Resilience through modularity
The flexibility of a modular architecture enables an organisation to adapt rapidly to changing requirements. Rightsizing through modularity in design enables the power protection capacity to be added when it is needed to meet actual or existing demand, instead of total upfront deployment.
This approach means that capacity wasted is minimised in the case of variance between projected future loads and actual future loads. Furthermore, while redundancy provides an attractive MTBF, the rapid repair times associated with a modular configuration can reduce MTTR to a level that enables ‘six nines’ to be achieved – 99.9999% availability.
By working directly with a manufacturer with intricate knowledge of a system it is possible to identify and replace a defective module in fewer than 30 minutes.
Availability and resilience can also be optimised through a proactive approach to monitoring and therefore expediting remedial action where required, reducing the MTTR. The status of key operating parameters can be tracked in real time, delivering a greater degree of agility and accuracy – both virtual and physical anomalies can be addressed rapidly, in turn achieving maximum uptime and reduced operating expenditure.
Energy quality and resilience
By fitting permanent power quality monitoring systems, it is possible to check the reliability, efficiency and safety of an organisation’s electrical system. Data is collected and analysed to diagnose problems, identify deterioration in performance and highlight areas of risk – as well as locating the causes of electrical disturbances.
The latest network analyser equipment will ensure that the electrical system runs continuously and at optimised rates. By measuring electrical parameters and status, analysing the quality of energy according to class A IEC 61000-4-30, and measuring differential current while also providing GPS synchronisation, downtime and production losses are minimised, efficiency is improved, and running and maintenance costs are optimised.
Power hungry cooling systems
All facilities have dynamic environments, making it difficult to manage thermal airflow. The challenge is to match the cooling delivered to a facility with the heat generated by the current IT load, all of which needs to be monitored.

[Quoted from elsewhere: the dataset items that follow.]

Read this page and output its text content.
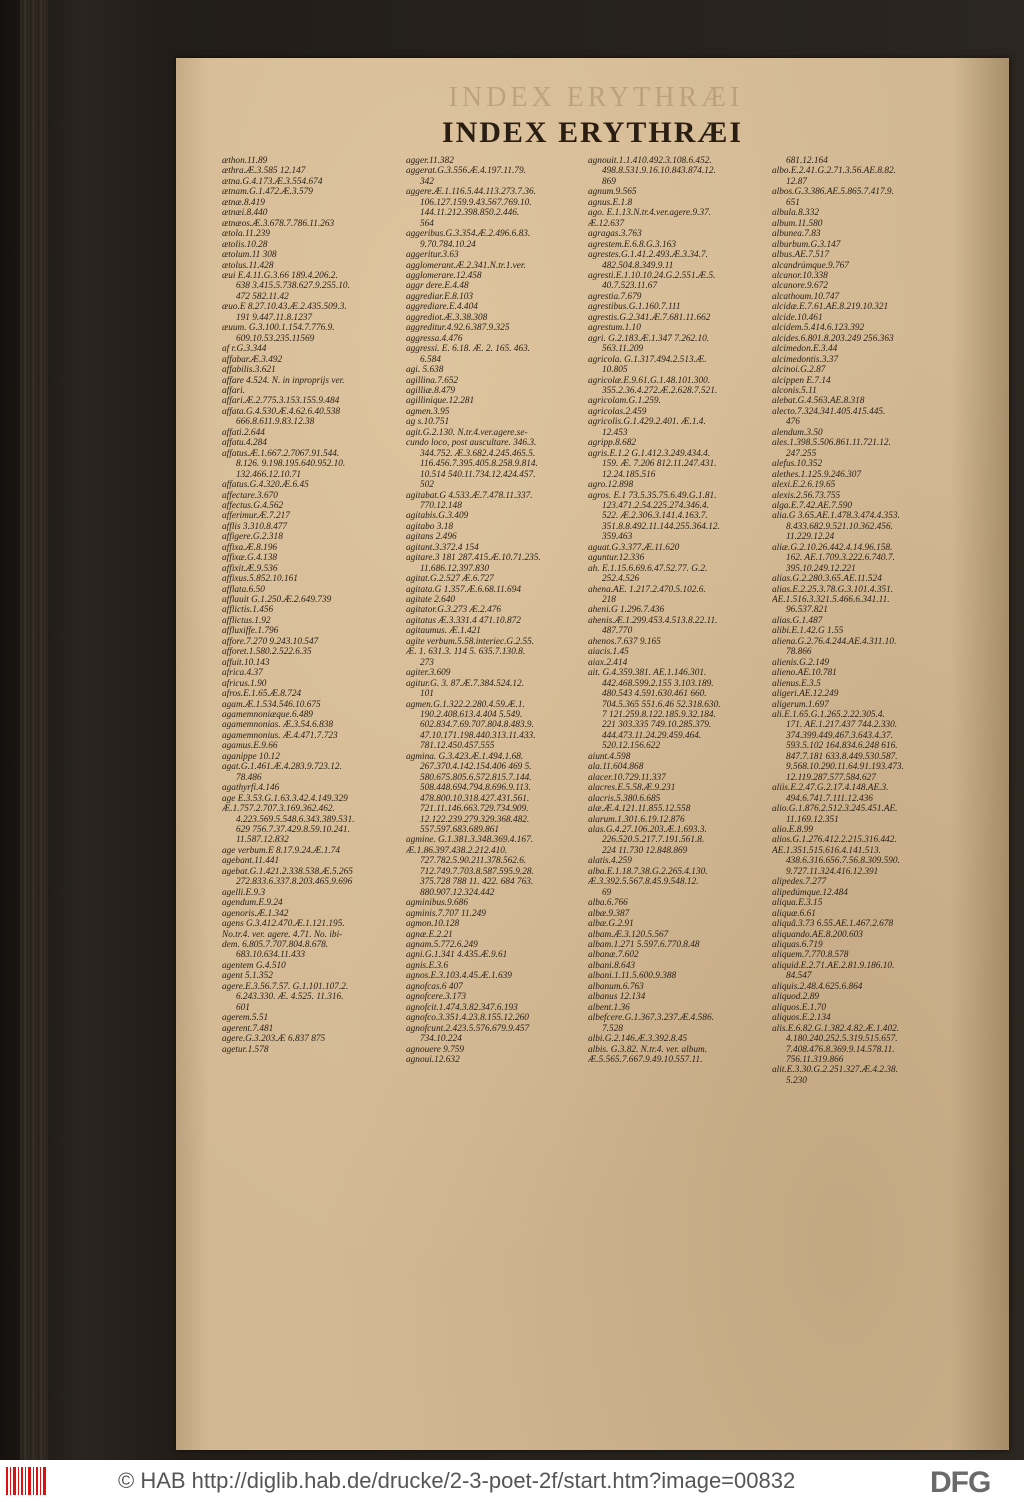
INDEX ERYTHRÆI
INDEX ERYTHRÆI
æthon.11.89
æthra.Æ.3.585 12.147
ætna.G.4.173.Æ.3.554.674
ætnam.G.1.472.Æ.3.579
ætnæ.8.419
ætnæi.8.440
ætnæos.Æ.3.678.7.786.11.263
ætola.11.239
ætolis.10.28
ætolum.11 308
ætolus.11.428
æui E.4.11.G.3.66 189.4.206.2.
638 3.415.5.738.627.9.255.10.
472 582.11.42
æuo.E 8.27.10.43.Æ.2.435.509.3.
191 9.447.11.8.1237
æuum. G.3.100.1.154.7.776.9.
609.10.53.235.11569
af r.G.3.344
affabar.Æ.3.492
affabilis.3.621
affare 4.524. N. in inproprijs ver.
affari.
affari.Æ.2.775.3.153.155.9.484
affata.G.4.530.Æ.4.62.6.40.538
666.8.611.9.83.12.38
affati.2.644
affatu.4.284
affatus.Æ.1.667.2.7067.91.544.
8.126. 9.198.195.640.952.10.
132.466.12.10.71
affatus.G.4.320.Æ.6.45
affectare.3.670
affectus.G.4.562
afferimur.Æ.7.217
afflis 3.310.8.477
affigere.G.2.318
affixa.Æ.8.196
affixæ.G.4.138
affixit.Æ.9.536
affixus.5.852.10.161
afflata.6.50
afflauit G.1.250.Æ.2.649.739
afflictis.1.456
afflictus.1.92
affluxiffe.1.796
affore.7.270 9.243.10.547
afforet.1.580.2.522.6.35
affuit.10.143
africa.4.37
africus.1.90
afros.E.1.65.Æ.8.724
agam.Æ.1.534.546.10.675
agamemnoniæque.6.489
agamemnonias. Æ.3.54.6.838
agamemnonius. Æ.4.471.7.723
agamus.E.9.66
aganippe 10.12
agat.G.1.461.Æ.4.283.9.723.12.
78.486
agathyrfi.4.146
age E.3.53.G.1.63.3.42.4.149.329
Æ.1.757.2.707.3.169.362.462.
4.223.569.5.548.6.343.389.531.
629 756.7.37.429.8.59.10.241.
11.587.12.832
age verbum.E 8.17.9.24.Æ.1.74
agebant.11.441
agebat.G.1.421.2.338.538.Æ.5.265
272.833.6.337.8.203.465.9.696
agelli.E.9.3
agendum.E.9.24
agenoris.Æ.1.342
agens G.3.412.470.Æ.1.121.195.
No.tr.4. ver. agere. 4.71. No. ibi-
dem. 6.805.7.707.804.8.678.
683.10.634.11.433
agentem G.4.510
agent 5.1.352
agere.E.3.56.7.57. G.1.101.107.2.
6.243.330. Æ. 4.525. 11.316.
601
agerem.5.51
agerent.7.481
agere.G.3.203.Æ 6.837 875
agetur.1.578
agger.11.382
aggerat.G.3.556.Æ.4.197.11.79.
342
aggere.Æ.1.116.5.44.113.273.7.36.
106.127.159.9.43.567.769.10.
144.11.212.398.850.2.446.
564
aggeribus.G.3.354.Æ.2.496.6.83.
9.70.784.10.24
aggeritur.3.63
agglomerant.Æ.2.341.N.tr.1.ver.
agglomerare.12.458
aggr dere.E.4.48
aggrediar.E.8.103
aggrediare.E.4.404
aggrediot.Æ.3.38.308
aggreditur.4.92.6.387.9.325
aggressa.4.476
aggressi. E. 6.18. Æ. 2. 165. 463.
6.584
agi. 5.638
agillina.7.652
agilliæ.8.479
agillinique.12.281
agmen.3.95
ag s.10.751
agit.G.2.130. N.tr.4.ver.agere.se-
cundo loco, post auscultare. 346.3.
344.752. Æ.3.682.4.245.465.5.
116.456.7.395.405.8.258.9.814.
10.514 540.11.734.12.424.457.
502
agitabat.G 4.533.Æ.7.478.11.337.
770.12.148
agitabis.G.3.409
agitabo 3.18
agitans 2.496
agitant.3.372.4 154
agitare.3 181 287.415.Æ.10.71.235.
11.686.12.397.830
agitat.G.2.527 Æ.6.727
agitata.G 1.357.Æ.6.68.11.694
agitate 2.640
agitator.G.3.273 Æ.2.476
agitatus Æ.3.331.4 471.10.872
agitaumus. Æ.1.421
agite verbum.5.58.interiec.G.2.55.
Æ. 1. 631.3. 114 5. 635.7.130.8.
273
agiter.3.609
agitur.G. 3. 87.Æ.7.384.524.12.
101
agmen.G.1.322.2.280.4.59.Æ.1.
190.2.408.613.4.404 5.549.
602.834.7.69.707.804.8.483.9.
47.10.171.198.440.313.11.433.
781.12.450.457.555
agmina. G.3.423.Æ.1.494.1.68.
267.370.4.142.154.406 469 5.
580.675.805.6.572.815.7.144.
508.448.694.794.8.696.9.113.
478.800.10.318.427.431.561.
721.11.146.663.729.734.909.
12.122.239.279.329.368.482.
557.597.683.689.861
agmine. G.1.381.3.348.369.4.167.
Æ.1.86.397.438.2.212.410.
727.782.5.90.211.378.562.6.
712.749.7.703.8.587.595.9.28.
375.728 788 11. 422. 684 763.
880.907.12.324.442
agminibus.9.686
agminis.7.707 11.249
agmon.10.128
agnæ.E.2.21
agnam.5.772.6.249
agni.G.1.341 4.435.Æ.9.61
agnis.E.3.6
agnos.E.3.103.4.45.Æ.1.639
agnofcas.6 407
agnofcere.3.173
agnofcit.1.474.3.82.347.6.193
agnofco.3.351.4.23.8.155.12.260
agnofcunt.2.423.5.576.679.9.457
734.10.224
agnouere 9.759
agnoui.12.632
agnouit.1.1.410.492.3.108.6.452.
498.8.531.9.16.10.843.874.12.
869
agnum.9.565
agnus.E.1.8
ago. E.1.13.N.tr.4.ver.agere.9.37.
Æ.12.637
agragas.3.763
agrestem.E.6.8.G.3.163
agrestes.G.1.41.2.493.Æ.3.34.7.
482.504.8.349.9.11
agresti.E.1.10.10.24.G.2.551.Æ.5.
40.7.523.11.67
agrestia.7.679
agrestibus.G.1.160.7.111
agrestis.G.2.341.Æ.7.681.11.662
agrestum.1.10
agri. G.2.183.Æ.1.347 7.262.10.
563.11.209
agricola. G.1.317.494.2.513.Æ.
10.805
agricolæ.E.9.61.G.1.48.101.300.
355.2.36.4.272.Æ.2.628.7.521.
agricolam.G.1.259.
agricolas.2.459
agricolis.G.1.429.2.401. Æ.1.4.
12.453
agripp.8.682
agris.E.1.2 G.1.412.3.249.434.4.
159. Æ. 7.206 812.11.247.431.
12.24.185.516
agro.12.898
agros. E.1 73.5.35.75.6.49.G.1.81.
123.471.2.54.225.274.346.4.
522. Æ.2.306.3.141.4.163.7.
351.8.8.492.11.144.255.364.12.
359.463
aguat.G.3.377.Æ.11.620
aguntur.12.336
ah. E.1.15.6.69.6.47.52.77. G.2.
252.4.526
ahena.AE. 1.217.2.470.5.102.6.
218
aheni.G 1.296.7.436
ahenis.Æ.1.299.453.4.513.8.22.11.
487.770
ahenos.7.637 9.165
aiacis.1.45
aiax.2.414
ait. G.4.359.381. AE.1.146.301.
442.468.599.2.155 3.103.189.
480.543 4.591.630.461 660.
704.5.365 551.6.46 52.318.630.
7 121.259.8.122.185.9.32.184.
221 303.335 749.10.285.379.
444.473.11.24.29.459.464.
520.12.156.622
aiunt.4.598
ala.11.604.868
alacer.10.729.11.337
alacres.E.5.58.Æ.9.231
alacris.5.380.6.685
alæ.Æ.4.121.11.855.12.558
alarum.1.301.6.19.12.876
alas.G.4.27.106.203.Æ.1.693.3.
226.520.5.217.7.191.561.8.
224 11.730 12.848.869
alatis.4.259
alba.E.1.18.7.38.G.2.265.4.130.
Æ.3.392.5.567.8.45.9.548.12.
69
alba.6.766
albæ.9.387
albæ.G.2.91
albam.Æ.3.120.5.567
albam.1.271 5.597.6.770.8.48
albanæ.7.602
albani.8.643
albani.1.11.5.600.9.388
albanum.6.763
albanus 12.134
albent.1.36
albefcere.G.1.367.3.237.Æ.4.586.
7.528
albi.G.2.146.Æ.3.392.8.45
albis. G.3.82. N.tr.4. ver. album.
Æ.5.565.7.667.9.49.10.557.11.
681.12.164
albo.E.2.41.G.2.71.3.56.AE.8.82.
12.87
albos.G.3.386.AE.5.865.7.417.9.
651
albula.8.332
album.11.580
albunea.7.83
alburbum.G.3.147
albus.AE.7.517
alcandrúmque.9.767
alcanor.10.338
alcanore.9.672
alcathoum.10.747
alcidæ.E.7.61.AE.8.219.10.321
alcide.10.461
alcidem.5.414.6.123.392
alcides.6.801.8.203.249 256.363
alcimedon.E.3.44
alcimedontis.3.37
alcinoi.G.2.87
alcippen E.7.14
alconis.5.11
alebat.G.4.563.AE.8.318
alecto.7.324.341.405.415.445.
476
alendum.3.50
ales.1.398.5.506.861.11.721.12.
247.255
alefus.10.352
alethes.1.125.9.246.307
alexi.E.2.6.19.65
alexis.2.56.73.755
alga.E.7.42.AE.7.590
alia.G 3.65.AE.1.478.3.474.4.353.
8.433.682.9.521.10.362.456.
11.229.12.24
aliæ.G.2.10.26.442.4.14.96.158.
162. AE.1.709.3.222.6.740.7.
395.10.249.12.221
alias.G.2.280.3.65.AE.11.524
alias.E.2.25.3.78.G.3.101.4.351.
AE.1.516.3.321.5.466.6.341.11.
96.537.821
alias.G.1.487
alibi.E.1.42.G 1.55
aliena.G.2.76.4.244.AE.4.311.10.
78.866
alienis.G.2.149
alieno.AE.10.781
alienus.E.3.5
aligeri.AE.12.249
aligerum.1.697
ali.E.1.65.G.1.265.2.22.305.4.
171. AE.1.217.437 744.2.330.
374.399.449.467.3.643.4.37.
593.5.102 164.834.6.248 616.
847.7.181 633.8.449.530.587.
9.568.10.290.11.64.91.193.473.
12.119.287.577.584.627
aliis.E.2.47.G.2.17.4.148.AE.3.
494.6.741.7.111.12.436
alio.G.1.876.2.512.3.245.451.AE.
11.169.12.351
alio.E.8.99
alios.G.1.276.412.2.215.316.442.
AE.1.351.515.616.4.141.513.
438.6.316.656.7.56.8.309.590.
9.727.11.324.416.12.391
alipedes.7.277
alipedúmque.12.484
aliqua.E.3.15
aliquæ.6.61
aliquâ.3.73 6.55.AE.1.467.2.678
aliquando.AE.8.200.603
aliquas.6.719
aliquem.7.770.8.578
aliquid.E.2.71.AE.2.81.9.186.10.
84.547
aliquis.2.48.4.625.6.864
aliquod.2.89
aliquos.E.1.70
aliquos.E.2.134
alis.E.6.82.G.1.382.4.82.Æ.1.402.
4.180.240.252.5.319.515.657.
7.408.476.8.369.9.14.578.11.
756.11.319.866
alit.E.3.30.G.2.251.327.Æ.4.2.38.
5.230
© HAB http://diglib.hab.de/drucke/2-3-poet-2f/start.htm?image=00832	DFG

With the benefit of hindsight, preventive maintenance would be top of all of our agendas when it comes to data centre resilience
Socomec’s ATyS automatic transfer switches enhance power availability and simplify the electrical architecture, ensuring standby and alternate power availability. Fully certified to BS EN 60947-6-1, the ATyS family provides a manufacturer-built, fully programmable ATS that can be integrated into the data centre management system via serial communication. When fitted with a maintenance bypass, the ATS can be commissioned, tested and inspected with no downtime for the mechanical loads they typically serve.
Often mistakenly overlooked in favour of circuit breakers, fuses provide a compact protection solution for low current (~32A) loads fed from a busbar or PDU with a high prospective short-circuit current. As energy efficiency is improved by reducing the distance and impedance between transformer and final load, prospective short circuits can approach 100kA.
For very large switchboards, there is the added security of short circuit and heat rise testing by Tesla lab (12,000 A AC three phase and 6,000 A AC three phase and DC) – an independent lab specialising in testing of LV components, switchgear and switchgear assemblies.
When did you last inspect your critical power system?
With the benefit of hindsight, preventive maintenance would be top of all of our agendas when it comes to data centre resilience. A comprehensive preventive maintenance programme will optimise operating efficiency.
Mechanical, electrical and battery inspections are carried out along with environmental checks. Equipment cleaning and dust removal is undertaken, and electronics testing programmes and software updates are completed. With a detailed maintenance programme and report, it is possible to increase resilience and reliability.